Total angular momentum from Dirac eigenspinors

TL;DR

This paper develops a gauge-invariant method to define angular momentum at null infinity using Dirac eigenspinors, connecting quantum spinor methods with gravitational angular momentum in general relativity.

Contribution

It introduces a novel approach to defining angular momentum at null infinity via eigenspinors of Dirac operators, linking quantum spinor techniques with gravitational physics.

Findings

Constructed divergence-free vector fields from eigenspinors that reproduce rotation symmetries.

Provided a gauge-invariant definition of spatial angular momentum at null infinity.

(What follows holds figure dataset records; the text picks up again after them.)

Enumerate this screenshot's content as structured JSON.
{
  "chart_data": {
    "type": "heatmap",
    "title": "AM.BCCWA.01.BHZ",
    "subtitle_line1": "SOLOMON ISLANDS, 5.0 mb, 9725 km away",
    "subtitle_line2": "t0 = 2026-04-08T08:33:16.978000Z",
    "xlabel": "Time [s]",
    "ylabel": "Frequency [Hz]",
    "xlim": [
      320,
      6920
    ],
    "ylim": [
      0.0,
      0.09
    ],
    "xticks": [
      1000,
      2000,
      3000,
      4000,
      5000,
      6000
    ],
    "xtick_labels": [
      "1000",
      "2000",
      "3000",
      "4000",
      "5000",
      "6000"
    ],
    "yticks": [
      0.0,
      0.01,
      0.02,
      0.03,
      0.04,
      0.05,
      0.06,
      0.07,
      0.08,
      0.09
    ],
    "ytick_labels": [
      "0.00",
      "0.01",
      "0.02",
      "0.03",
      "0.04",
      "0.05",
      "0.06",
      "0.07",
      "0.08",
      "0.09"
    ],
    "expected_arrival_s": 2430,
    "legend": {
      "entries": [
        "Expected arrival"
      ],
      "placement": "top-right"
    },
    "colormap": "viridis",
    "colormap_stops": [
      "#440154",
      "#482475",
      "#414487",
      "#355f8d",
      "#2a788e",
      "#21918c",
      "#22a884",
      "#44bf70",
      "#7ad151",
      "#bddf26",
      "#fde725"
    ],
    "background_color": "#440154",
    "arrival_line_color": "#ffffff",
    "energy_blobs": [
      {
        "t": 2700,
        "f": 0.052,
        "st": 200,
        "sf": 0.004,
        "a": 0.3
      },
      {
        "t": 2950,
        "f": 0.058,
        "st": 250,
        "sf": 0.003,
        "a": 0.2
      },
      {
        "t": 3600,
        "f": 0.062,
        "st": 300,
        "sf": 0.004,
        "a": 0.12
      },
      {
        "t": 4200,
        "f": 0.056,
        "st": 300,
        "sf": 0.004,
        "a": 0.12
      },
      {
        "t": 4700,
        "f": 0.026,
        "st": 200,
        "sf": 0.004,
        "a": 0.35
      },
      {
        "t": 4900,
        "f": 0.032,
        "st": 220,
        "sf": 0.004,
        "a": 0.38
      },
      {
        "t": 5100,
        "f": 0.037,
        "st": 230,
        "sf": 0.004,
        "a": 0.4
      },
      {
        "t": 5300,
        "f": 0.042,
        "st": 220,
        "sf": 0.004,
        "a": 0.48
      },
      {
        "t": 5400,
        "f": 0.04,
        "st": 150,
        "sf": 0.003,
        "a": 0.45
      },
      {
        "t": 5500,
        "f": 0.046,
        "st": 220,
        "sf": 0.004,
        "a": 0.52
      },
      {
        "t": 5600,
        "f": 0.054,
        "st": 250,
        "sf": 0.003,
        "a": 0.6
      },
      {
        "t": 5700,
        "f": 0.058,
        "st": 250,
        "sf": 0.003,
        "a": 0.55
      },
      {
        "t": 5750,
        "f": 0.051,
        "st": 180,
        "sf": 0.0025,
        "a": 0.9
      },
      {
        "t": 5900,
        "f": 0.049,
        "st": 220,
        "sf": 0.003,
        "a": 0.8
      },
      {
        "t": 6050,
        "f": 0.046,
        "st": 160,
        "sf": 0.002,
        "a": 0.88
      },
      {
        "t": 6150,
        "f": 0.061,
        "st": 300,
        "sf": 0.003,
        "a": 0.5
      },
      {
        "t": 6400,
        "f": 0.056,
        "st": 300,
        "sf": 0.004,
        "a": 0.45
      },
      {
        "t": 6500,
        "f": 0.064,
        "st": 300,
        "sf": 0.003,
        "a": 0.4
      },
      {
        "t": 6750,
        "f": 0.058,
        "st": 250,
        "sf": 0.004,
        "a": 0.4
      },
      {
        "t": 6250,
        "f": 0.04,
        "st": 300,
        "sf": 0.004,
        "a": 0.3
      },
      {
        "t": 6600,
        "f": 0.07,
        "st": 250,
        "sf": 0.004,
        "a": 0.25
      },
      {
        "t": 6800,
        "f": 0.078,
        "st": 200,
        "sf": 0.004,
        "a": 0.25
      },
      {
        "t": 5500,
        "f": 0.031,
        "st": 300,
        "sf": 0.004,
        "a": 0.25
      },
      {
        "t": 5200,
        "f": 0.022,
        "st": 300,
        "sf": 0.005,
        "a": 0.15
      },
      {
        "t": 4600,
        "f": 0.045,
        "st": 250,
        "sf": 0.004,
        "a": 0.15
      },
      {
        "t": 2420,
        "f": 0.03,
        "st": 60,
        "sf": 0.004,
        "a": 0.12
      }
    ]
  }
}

Derived a formula for angular momentum flux due to gravitational radiation.

Abstract

The eigenvalue problem for Dirac operators, constructed from two connections on the spinor bundle over closed spacelike 2-surfaces, is investigated. A class of divergence free vector fields, built from the eigenspinors, are found, which, for the lowest eigenvalue, reproduce the rotation Killing vectors of metric spheres, and provide rotation BMS vector fields at future null infinity. This makes it possible to introduce a well defined, gauge invariant spatial angular momentum at null infinity, which reduces to the standard expression in stationary spacetimes. The general formula for the angular momentum flux carried away be the gravitational radiation is also derived.